Simon Birmingham: So there’s two parts to that to think about. One we took to the election as part of our policy which is: we need to have a look at how we ensure graduate teachers are actually proficient when they get into the classroom, that they are up to scratch. You don’t just assume somebody who’s finished university is then good when they get in the classroom and I think that is one process. But then there is absolutely the re-registration process, how you ensure that teachers who have been in the job for 20 years are actually keeping up with technological change and other pressures that they face. And then that we better reward those who are the most capable teachers, not just those who have served the longest. And this is something we’ve really got to push into industrial arrangements so that teachers who are peer recognised are assessed through credible standards and processes as being highly capable or lead teachers in their school, get more reward and are encouraged to stay in the profession, encouraged to work in our most disadvantaged schools; not just a system that rewards time served. 

Chris Smith: Maybe we should also be asking serious and hard tough questions about school hours. Like if you go past – I went past a primary school in the inner west of Sydney about a week or so ago, and it was about 4:55pm; I reckon there were 50 students in the playground – obviously in after day care – because parents now have to have two and three jobs to get through life to live in a big city like Sydney. But there were 50 kids still playing in the playground and I thought to myself, why wouldn’t we just keep them at school till at least four, to do more work, and to make them better?

Simon Birmingham: Look I think they are some of the innovative discussions that we have to start to have.

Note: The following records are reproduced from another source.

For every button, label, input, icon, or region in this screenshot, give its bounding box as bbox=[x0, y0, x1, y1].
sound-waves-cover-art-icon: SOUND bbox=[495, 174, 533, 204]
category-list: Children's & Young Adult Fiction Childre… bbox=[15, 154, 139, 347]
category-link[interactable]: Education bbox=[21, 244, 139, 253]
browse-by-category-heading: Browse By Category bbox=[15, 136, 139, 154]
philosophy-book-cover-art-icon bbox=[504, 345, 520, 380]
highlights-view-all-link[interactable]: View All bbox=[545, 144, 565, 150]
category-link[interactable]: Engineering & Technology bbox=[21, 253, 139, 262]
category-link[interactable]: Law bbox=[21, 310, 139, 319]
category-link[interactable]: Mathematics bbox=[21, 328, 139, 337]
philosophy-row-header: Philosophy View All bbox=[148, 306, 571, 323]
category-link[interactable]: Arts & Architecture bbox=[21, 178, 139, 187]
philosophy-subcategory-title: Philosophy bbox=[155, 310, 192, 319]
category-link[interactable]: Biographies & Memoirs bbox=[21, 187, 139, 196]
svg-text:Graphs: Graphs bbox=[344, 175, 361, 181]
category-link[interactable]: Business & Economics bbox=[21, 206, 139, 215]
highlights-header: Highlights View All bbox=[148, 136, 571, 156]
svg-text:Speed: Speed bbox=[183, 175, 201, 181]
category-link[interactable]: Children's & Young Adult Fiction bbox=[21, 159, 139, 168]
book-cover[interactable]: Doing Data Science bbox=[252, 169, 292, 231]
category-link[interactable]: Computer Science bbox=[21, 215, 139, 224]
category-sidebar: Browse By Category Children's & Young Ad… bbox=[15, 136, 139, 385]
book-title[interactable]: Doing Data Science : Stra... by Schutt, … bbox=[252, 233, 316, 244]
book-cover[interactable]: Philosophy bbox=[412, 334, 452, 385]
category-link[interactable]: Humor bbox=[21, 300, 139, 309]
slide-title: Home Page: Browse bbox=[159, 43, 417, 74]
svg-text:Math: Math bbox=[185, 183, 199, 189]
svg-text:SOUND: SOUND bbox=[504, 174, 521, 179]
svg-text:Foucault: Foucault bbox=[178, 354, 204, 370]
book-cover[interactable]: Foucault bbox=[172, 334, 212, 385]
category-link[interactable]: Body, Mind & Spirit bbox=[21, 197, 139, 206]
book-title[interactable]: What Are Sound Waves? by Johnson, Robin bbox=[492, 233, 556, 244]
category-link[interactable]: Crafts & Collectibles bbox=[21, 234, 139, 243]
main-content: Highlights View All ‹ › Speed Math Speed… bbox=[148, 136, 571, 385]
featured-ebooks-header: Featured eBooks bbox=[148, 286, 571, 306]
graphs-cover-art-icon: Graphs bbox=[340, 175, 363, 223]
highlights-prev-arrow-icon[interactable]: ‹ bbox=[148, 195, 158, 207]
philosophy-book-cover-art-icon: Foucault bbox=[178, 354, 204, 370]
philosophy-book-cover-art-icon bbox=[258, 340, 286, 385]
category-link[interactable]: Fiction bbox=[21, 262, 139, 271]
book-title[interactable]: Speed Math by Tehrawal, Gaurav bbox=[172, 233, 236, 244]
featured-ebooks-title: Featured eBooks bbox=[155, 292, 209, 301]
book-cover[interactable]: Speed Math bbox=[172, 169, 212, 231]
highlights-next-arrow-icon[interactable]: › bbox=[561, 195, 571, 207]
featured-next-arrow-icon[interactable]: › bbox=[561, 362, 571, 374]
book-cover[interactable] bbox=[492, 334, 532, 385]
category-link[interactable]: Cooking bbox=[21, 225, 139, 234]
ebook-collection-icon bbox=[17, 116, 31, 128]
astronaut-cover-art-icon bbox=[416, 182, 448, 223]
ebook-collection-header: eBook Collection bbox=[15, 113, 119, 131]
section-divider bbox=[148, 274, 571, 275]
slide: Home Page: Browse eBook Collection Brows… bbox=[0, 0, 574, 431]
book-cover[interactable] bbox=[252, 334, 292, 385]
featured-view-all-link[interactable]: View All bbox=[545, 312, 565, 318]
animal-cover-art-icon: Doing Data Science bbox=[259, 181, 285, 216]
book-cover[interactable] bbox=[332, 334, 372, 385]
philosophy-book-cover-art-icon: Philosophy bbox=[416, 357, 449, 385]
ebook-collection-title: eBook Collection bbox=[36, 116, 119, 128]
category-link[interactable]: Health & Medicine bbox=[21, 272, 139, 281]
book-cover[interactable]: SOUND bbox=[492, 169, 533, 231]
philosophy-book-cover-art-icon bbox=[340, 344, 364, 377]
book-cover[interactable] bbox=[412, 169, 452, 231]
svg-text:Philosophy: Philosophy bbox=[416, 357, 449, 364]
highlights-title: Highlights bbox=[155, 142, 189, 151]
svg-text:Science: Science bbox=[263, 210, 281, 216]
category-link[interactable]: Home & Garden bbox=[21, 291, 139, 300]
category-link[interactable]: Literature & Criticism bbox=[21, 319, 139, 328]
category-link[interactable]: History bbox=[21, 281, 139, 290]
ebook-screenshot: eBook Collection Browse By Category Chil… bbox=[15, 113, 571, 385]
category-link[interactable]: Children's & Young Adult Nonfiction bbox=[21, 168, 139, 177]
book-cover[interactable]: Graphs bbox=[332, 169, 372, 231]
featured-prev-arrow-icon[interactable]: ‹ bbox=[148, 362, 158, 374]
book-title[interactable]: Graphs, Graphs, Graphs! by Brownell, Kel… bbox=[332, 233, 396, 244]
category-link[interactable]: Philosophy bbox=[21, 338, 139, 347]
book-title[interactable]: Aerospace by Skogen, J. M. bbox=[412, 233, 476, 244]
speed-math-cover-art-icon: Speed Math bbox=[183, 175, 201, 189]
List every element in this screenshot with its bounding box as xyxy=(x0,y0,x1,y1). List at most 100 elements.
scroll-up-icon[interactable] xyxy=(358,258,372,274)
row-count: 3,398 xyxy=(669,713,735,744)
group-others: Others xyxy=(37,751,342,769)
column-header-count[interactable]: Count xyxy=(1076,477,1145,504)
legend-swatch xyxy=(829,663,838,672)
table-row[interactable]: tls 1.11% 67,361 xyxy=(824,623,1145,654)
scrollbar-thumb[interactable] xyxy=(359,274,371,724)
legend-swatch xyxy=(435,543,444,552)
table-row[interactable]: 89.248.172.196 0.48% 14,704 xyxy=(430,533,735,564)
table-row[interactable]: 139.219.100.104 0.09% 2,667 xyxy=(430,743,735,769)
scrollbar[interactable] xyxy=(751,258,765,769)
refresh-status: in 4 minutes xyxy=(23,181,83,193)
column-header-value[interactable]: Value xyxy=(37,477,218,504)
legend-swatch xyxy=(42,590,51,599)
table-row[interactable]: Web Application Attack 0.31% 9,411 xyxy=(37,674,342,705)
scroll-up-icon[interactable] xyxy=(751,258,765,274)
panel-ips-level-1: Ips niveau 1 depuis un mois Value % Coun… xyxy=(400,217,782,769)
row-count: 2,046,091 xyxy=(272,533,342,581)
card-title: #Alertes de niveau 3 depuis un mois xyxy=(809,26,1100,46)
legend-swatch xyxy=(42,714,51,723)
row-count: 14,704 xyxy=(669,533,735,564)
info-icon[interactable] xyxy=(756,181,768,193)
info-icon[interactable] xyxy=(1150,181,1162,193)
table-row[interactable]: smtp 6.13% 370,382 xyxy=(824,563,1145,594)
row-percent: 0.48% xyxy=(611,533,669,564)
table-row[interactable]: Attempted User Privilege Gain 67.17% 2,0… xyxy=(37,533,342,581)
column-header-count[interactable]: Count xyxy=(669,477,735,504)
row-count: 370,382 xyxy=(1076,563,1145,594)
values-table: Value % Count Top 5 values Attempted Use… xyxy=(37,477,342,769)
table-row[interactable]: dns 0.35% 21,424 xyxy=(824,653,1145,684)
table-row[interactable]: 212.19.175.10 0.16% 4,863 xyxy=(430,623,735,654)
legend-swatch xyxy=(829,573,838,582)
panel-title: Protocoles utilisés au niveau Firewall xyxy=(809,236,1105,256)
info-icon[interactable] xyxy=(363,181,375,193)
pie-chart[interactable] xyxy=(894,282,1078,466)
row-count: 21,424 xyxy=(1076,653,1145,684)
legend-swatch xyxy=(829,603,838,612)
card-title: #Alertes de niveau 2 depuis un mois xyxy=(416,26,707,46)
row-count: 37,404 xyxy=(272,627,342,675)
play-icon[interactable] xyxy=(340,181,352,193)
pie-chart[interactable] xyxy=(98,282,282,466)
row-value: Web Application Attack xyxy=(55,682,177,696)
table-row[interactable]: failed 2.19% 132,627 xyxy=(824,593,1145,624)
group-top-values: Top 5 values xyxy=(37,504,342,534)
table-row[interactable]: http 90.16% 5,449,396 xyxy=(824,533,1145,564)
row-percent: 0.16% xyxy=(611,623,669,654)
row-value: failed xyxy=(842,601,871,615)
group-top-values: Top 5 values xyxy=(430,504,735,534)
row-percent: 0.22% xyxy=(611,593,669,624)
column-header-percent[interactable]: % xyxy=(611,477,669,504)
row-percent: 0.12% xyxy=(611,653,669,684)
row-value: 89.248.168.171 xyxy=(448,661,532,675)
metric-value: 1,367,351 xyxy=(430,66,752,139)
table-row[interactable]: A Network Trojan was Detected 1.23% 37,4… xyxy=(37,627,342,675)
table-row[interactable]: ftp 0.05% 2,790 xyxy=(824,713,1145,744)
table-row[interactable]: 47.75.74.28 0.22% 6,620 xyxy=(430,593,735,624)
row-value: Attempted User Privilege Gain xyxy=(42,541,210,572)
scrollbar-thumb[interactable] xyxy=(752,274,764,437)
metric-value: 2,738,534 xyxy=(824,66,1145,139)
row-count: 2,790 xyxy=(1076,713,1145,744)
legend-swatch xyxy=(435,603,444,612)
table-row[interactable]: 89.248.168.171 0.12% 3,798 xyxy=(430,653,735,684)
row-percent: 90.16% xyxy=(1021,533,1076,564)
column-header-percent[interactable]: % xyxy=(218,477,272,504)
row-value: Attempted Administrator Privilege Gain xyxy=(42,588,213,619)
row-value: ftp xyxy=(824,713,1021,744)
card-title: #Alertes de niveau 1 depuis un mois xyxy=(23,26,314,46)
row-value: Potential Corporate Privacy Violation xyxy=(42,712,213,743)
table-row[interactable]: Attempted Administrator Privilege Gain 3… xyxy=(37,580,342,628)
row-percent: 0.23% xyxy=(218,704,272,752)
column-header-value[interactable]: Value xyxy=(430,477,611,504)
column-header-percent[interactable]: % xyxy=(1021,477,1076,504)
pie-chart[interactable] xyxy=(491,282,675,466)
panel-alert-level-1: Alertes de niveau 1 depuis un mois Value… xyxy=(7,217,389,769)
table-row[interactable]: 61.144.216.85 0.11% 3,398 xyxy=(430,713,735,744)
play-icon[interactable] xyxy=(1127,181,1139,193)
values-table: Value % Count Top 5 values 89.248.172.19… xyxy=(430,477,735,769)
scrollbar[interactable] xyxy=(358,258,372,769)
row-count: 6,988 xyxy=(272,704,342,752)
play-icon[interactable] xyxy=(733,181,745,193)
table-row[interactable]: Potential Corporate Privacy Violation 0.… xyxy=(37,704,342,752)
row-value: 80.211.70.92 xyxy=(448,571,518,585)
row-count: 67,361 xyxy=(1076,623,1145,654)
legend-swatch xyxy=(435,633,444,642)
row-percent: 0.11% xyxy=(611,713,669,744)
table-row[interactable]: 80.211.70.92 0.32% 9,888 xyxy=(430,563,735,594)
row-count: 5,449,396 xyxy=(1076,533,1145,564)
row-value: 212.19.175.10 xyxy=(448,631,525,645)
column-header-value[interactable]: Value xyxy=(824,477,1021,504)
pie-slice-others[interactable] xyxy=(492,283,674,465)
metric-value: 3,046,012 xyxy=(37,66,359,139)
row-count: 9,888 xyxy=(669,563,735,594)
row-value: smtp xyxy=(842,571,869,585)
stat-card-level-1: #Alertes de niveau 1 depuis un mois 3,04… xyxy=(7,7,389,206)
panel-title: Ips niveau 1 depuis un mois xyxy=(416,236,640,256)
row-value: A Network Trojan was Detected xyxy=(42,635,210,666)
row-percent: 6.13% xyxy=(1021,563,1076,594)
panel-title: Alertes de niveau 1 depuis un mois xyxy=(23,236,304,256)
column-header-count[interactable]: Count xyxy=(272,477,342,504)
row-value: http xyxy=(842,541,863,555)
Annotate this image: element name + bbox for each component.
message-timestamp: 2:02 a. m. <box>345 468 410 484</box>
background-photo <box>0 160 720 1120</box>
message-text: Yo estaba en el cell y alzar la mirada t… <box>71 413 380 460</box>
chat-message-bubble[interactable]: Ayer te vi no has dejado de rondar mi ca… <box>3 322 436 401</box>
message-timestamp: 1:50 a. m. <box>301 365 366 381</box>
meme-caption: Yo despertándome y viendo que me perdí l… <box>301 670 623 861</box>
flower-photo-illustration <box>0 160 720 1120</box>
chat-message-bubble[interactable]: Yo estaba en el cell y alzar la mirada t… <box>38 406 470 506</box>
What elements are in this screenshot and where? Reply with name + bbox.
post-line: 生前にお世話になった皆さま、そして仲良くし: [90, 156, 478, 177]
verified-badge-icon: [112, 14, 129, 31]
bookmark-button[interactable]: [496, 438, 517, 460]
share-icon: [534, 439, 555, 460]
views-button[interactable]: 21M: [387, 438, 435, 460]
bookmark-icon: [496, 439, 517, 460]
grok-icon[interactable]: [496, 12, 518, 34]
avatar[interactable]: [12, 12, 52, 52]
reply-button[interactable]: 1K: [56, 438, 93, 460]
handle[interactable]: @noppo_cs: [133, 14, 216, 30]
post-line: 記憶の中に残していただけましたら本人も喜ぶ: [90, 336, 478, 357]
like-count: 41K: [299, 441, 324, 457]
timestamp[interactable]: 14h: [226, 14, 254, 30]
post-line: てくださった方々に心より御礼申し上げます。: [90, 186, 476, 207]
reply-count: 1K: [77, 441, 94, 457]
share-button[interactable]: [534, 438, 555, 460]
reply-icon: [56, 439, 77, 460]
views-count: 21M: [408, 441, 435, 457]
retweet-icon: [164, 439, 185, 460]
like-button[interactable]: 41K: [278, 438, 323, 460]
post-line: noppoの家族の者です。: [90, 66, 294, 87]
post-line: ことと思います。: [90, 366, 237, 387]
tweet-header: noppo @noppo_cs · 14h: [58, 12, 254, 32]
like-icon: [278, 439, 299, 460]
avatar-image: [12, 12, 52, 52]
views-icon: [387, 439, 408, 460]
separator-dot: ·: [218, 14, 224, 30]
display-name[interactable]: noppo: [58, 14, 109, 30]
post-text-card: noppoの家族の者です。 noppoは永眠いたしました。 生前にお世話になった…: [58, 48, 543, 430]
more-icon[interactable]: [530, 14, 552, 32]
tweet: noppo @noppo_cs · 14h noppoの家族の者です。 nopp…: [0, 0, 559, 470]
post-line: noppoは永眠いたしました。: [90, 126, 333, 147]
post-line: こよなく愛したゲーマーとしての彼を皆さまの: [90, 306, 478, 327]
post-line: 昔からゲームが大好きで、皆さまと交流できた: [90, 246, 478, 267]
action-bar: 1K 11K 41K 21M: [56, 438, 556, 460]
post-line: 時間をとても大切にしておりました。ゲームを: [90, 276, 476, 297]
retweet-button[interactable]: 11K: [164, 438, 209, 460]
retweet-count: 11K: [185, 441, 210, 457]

I’ve certainly challenged principals especially, in talking about areas of high disadvantage that we have to think outside of the square if we’re putting ever more funding based on need into areas of disadvantage …

Chris Smith: [Talks over] Yeah, we don’t fund methodology that’s not working. 

Simon Birmingham: That’s right. And just considering what happens in the school day between 9:00am and 3:15pm or 3:30pm, may not actually be the optimal outcome in terms of getting better results for those children in those areas of high disadvantage. And thinking about more innovative ways to engage them outside of hours and better ways to engage parents; because parental engagement is absolutely critical to education outcomes. 

Chris Smith: [Talks over] I wonder whether that’s where we’re broken down in the system as well, where parents have flicked past their own responsibility to teaching their own kids. 

Simon Birmingham: Well most of our teachers are incredibly hard working individuals. That’s not to say we can’t do better in our schools, but we absolutely have to recognise that the biggest single factor in terms of a child’s educational attainment, is the home environment, is the support they get from parents. I have two children who are four and five and I know how challenging it can be, but I also know how much effort my wife puts in and I do when I’m about, to reading to them, to help [indistinct] …

Chris Smith: [Talks over] Yes exactly. I’ve got to move on, I’m right on news, but Simon Birmingham, thank you for your time. 

Simon Birmingham: Thanks so much, Chris, pleasure.